Models¶
Acoustic model V2.4 - June 2023¶
more than 6,000 species worldwide
covers frequencies from 0 Hz to 15 kHz with two-channel spectrogram (one for low and one for high frequencies)
0.826 GFLOPs, 50.5 MB as FP32
enhanced and optimized metadata model
global selection of species (birds and non-birds) with 6,522 classes (incl. 11 non-event classes)
Technical details¶
48 kHz sampling rate (we up- and downsample automatically and can deal with artifacts from lower sampling rates)

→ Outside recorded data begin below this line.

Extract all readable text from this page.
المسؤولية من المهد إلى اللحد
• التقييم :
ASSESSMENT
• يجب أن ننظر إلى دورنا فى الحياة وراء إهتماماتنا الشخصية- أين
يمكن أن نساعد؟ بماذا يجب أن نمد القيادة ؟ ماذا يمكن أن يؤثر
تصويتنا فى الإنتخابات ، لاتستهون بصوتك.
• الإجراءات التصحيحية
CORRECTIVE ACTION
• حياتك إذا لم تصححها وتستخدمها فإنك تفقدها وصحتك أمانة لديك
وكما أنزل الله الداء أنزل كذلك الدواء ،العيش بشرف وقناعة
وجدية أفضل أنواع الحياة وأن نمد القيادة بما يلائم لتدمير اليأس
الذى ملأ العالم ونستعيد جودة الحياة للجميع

we compute 2 mel spectrograms as input for the convolutional neural network:
first one has fmin = 0 Hz and fmax = 3000; nfft = 2048; hop size = 278; 96 mel bins
second one has fmin = 500 Hz and fmax = 15 kHz; nfft = 1024; hop size = 280; 96 mel bins
both spectrograms have a final resolution of 96x511 pixels
raw audio will be normalized between -1 and 1 before spectrogram conversion
we use non-linear magnitude scaling as mentioned in Schlüter 2018
V2.4 uses an EfficienNetB0-like backbone with a final embedding size of 1024
See this comment for more details
Geo model (species range model) V2.4 - V2, Jan 2024¶
updated species range model based on eBird data
more accurate (spatial) species range prediction
slightly increased long-tail distribution in the temporal resolution
see this discussion post for more details
Using older models¶
Older models are not supported in the current version of the package. If you need to use an older model, please refer to the BirdNET-Analyzer repository.